MÖRSUGUR - Photo by Ester Magnúsdóttir
Melissa Noble, Managing Director of the Cynthia Woods Mitchell Center and Coordinator of Interdisciplinary Studies at University of Houston comments that, “while exploration and authentic inquiry can be captivating, when performing artists consider implementing cross disciplinary additions, there is often a lack of proficiency, as the Dunning-Kruger effect describes ‘you don’t know what you don’t know.” That is to say, the profound dedication of technical mastery to one discipline and the lack of training and experience in other areas can not only be detrimental to the types of performances that try to integrate multiple areas, but the performers themselves are oftentimes not aware of their lack of proficiency.

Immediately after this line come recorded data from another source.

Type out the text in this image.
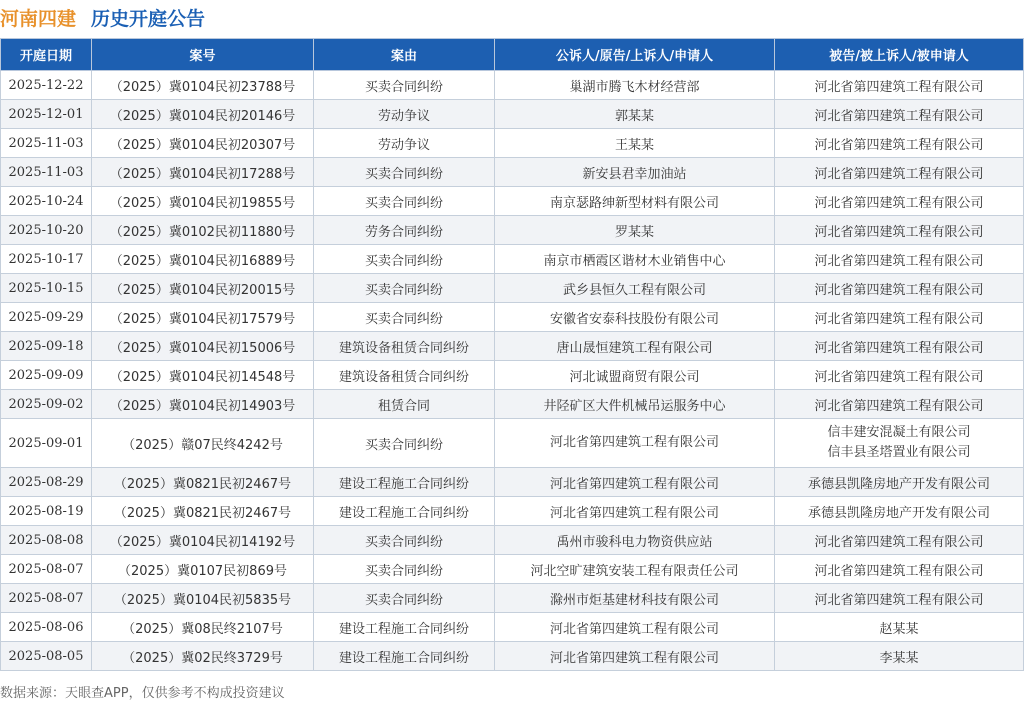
河南四建 历史开庭公告
开庭日期	案号	案由	公诉人/原告/上诉人/申请人	被告/被上诉人/被申请人
2025-12-22	（2025）冀0104民初23788号	买卖合同纠纷	巢湖市腾飞木材经营部	河北省第四建筑工程有限公司

2025-12-01	（2025）冀0104民初20146号	劳动争议	郭某某	河北省第四建筑工程有限公司

2025-11-03	（2025）冀0104民初20307号	劳动争议	王某某	河北省第四建筑工程有限公司

2025-11-03	（2025）冀0104民初17288号	买卖合同纠纷	新安县君幸加油站	河北省第四建筑工程有限公司

2025-10-24	（2025）冀0104民初19855号	买卖合同纠纷	南京瑟路绅新型材料有限公司	河北省第四建筑工程有限公司

2025-10-20	（2025）冀0102民初11880号	劳务合同纠纷	罗某某	河北省第四建筑工程有限公司

2025-10-17	（2025）冀0104民初16889号	买卖合同纠纷	南京市栖霞区谐材木业销售中心	河北省第四建筑工程有限公司

2025-10-15	（2025）冀0104民初20015号	买卖合同纠纷	武乡县恒久工程有限公司	河北省第四建筑工程有限公司

2025-09-29	（2025）冀0104民初17579号	买卖合同纠纷	安徽省安泰科技股份有限公司	河北省第四建筑工程有限公司

2025-09-18	（2025）冀0104民初15006号	建筑设备租赁合同纠纷	唐山晟恒建筑工程有限公司	河北省第四建筑工程有限公司

2025-09-09	（2025）冀0104民初14548号	建筑设备租赁合同纠纷	河北诚盟商贸有限公司	河北省第四建筑工程有限公司

2025-09-02	（2025）冀0104民初14903号	租赁合同	井陉矿区大件机械吊运服务中心	河北省第四建筑工程有限公司

2025-09-01	（2025）赣07民终4242号	买卖合同纠纷	河北省第四建筑工程有限公司	信丰建安混凝土有限公司
信丰县圣塔置业有限公司

2025-08-29	（2025）冀0821民初2467号	建设工程施工合同纠纷	河北省第四建筑工程有限公司	承德县凯隆房地产开发有限公司

2025-08-19	（2025）冀0821民初2467号	建设工程施工合同纠纷	河北省第四建筑工程有限公司	承德县凯隆房地产开发有限公司

2025-08-08	（2025）冀0104民初14192号	买卖合同纠纷	禹州市骏科电力物资供应站	河北省第四建筑工程有限公司

2025-08-07	（2025）冀0107民初869号	买卖合同纠纷	河北空旷建筑安装工程有限责任公司	河北省第四建筑工程有限公司

2025-08-07	（2025）冀0104民初5835号	买卖合同纠纷	滁州市炬基建材科技有限公司	河北省第四建筑工程有限公司

2025-08-06	（2025）冀08民终2107号	建设工程施工合同纠纷	河北省第四建筑工程有限公司	赵某某

2025-08-05	（2025）冀02民终3729号	建设工程施工合同纠纷	河北省第四建筑工程有限公司	李某某
数据来源：天眼查APP，仅供参考不构成投资建议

This, in no way, should discourage musicians from integrating visual, sculptural, and somatic elements in their performances. Quite the contrary. Integrated experiences, like the performances of Trio Isak and Rosie Middleton, are engaging and their cross-disciplinary nature provide multiple audience access points. However, what should be kept in mind is that theater, dance, and visual art are disciplines that require their own concerted dedication. If musicians want to include these components, they must fully commit themselves to understanding the technique and processes involved. For musicians, the successful integration of other disciplines might seem insurmountable, but when it is executed well, a challenging musical work can be pried open in unusual and exciting ways.